American students flock to Yemen to learn Arabic, undeterred by the country's reputation as an Al Qaeda stronghold.

SANA'A, Yemen — Nathan Karp takes a table inside the campus of the Yemeni College of Middle Eastern Studies, cracks open his dog-eared Arabic dictionary, sips the first of many cups of potent tea and begins going over his verb conjugations.

Though no stranger to college campuses — having grown up in Berkeley, Calif., and studied at Brown University as an undergraduate — the 23-year-old is way out of his comfort zone.

Outside the school’s walls in this the capital of the southern Arabian nation Yemen, one of the poorest and least westernized countries in the Arab world, most men roam the streets with their jambiyas, or traditional daggers, hanging from their belts, while the women wear the niqab, a black head-to-toe covering that in many instances does not even reveal the eyes. It’s a land where tribal allegiances run deep and conservative Islam pervades daily life.
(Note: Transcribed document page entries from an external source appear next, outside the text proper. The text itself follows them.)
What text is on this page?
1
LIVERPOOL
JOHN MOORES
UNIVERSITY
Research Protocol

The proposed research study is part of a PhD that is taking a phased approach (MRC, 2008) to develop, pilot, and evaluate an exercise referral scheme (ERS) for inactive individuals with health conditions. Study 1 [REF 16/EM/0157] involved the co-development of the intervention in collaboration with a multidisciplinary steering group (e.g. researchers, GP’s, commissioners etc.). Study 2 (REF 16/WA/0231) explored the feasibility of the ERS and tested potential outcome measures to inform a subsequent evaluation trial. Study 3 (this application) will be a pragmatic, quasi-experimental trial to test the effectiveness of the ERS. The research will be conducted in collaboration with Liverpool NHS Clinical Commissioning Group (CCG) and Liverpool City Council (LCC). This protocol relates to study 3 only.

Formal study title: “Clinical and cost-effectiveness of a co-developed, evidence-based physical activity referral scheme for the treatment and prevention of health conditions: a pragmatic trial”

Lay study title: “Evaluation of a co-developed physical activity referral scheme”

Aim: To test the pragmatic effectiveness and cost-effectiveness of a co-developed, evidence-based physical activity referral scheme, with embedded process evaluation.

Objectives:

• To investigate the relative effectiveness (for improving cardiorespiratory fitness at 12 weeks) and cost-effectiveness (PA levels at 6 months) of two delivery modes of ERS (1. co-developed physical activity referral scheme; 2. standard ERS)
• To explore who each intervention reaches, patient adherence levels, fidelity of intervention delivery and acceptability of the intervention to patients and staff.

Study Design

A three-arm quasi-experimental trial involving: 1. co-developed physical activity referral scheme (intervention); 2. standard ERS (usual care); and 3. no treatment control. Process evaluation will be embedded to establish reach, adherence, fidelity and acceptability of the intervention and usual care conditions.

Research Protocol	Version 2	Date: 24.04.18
It's also a land that the U.S. State Department quite explicitly discourages Americans like Karp from visiting unless absolutely necessary. 

Needless to say, the idea of engaging in small talk with the locals seems a little far-fetched. Yet, that is exactly what Karp came here for two months ago, after having completed a bachelor of arts in Middle Eastern Studies at Brown and studied Arabic in Jordan. Sana’a is known among foreigners for its inexpensive yet high-quality Arabic schools — and for the fact that few Yemenis speak English, which forces students to practice outside school hours.

And astoundingly, given the extreme suspicion with which America has treated Yemen since the attacks of Sept. 11, 2001 — the country is, after all, the birthplace of Mohamed Bin Laden, father of Al Qaeda leader Osama, and according to Human Rights Watch, the homeland of most of the 241 detainees still in Guatanamo Bay — he is by no means alone.

The number of students studying at one Arabic school, the College of Arabic Language and Eastern Studies (CALES) jumped from about eight students in 2000 to its highest number, 120, in 2007, and American students made up the majority of foreigners attending.

“I thought that Yemen would be more of an immersion experience into the Arabic language,” said Minnesota native Heather Sweetser, 29, when explaining her reasons for choosing Yemen over other popular Arabic language study locales like Morocco and Egypt. “And to my good fortune that’s what I found."

However, the benefits of studying Arabic in a country with little English language penetration also come with a price. Frequent foreigner kidnappings have been a longstanding problem in Yemen, and just last week two Dutch citizens were kidnapped on the outskirts of Sana’a by a neighboring tribe.

Moreover, Yemen faces a severe threat to its own national security — Al Qaeda’s presence in the country has been on the rise.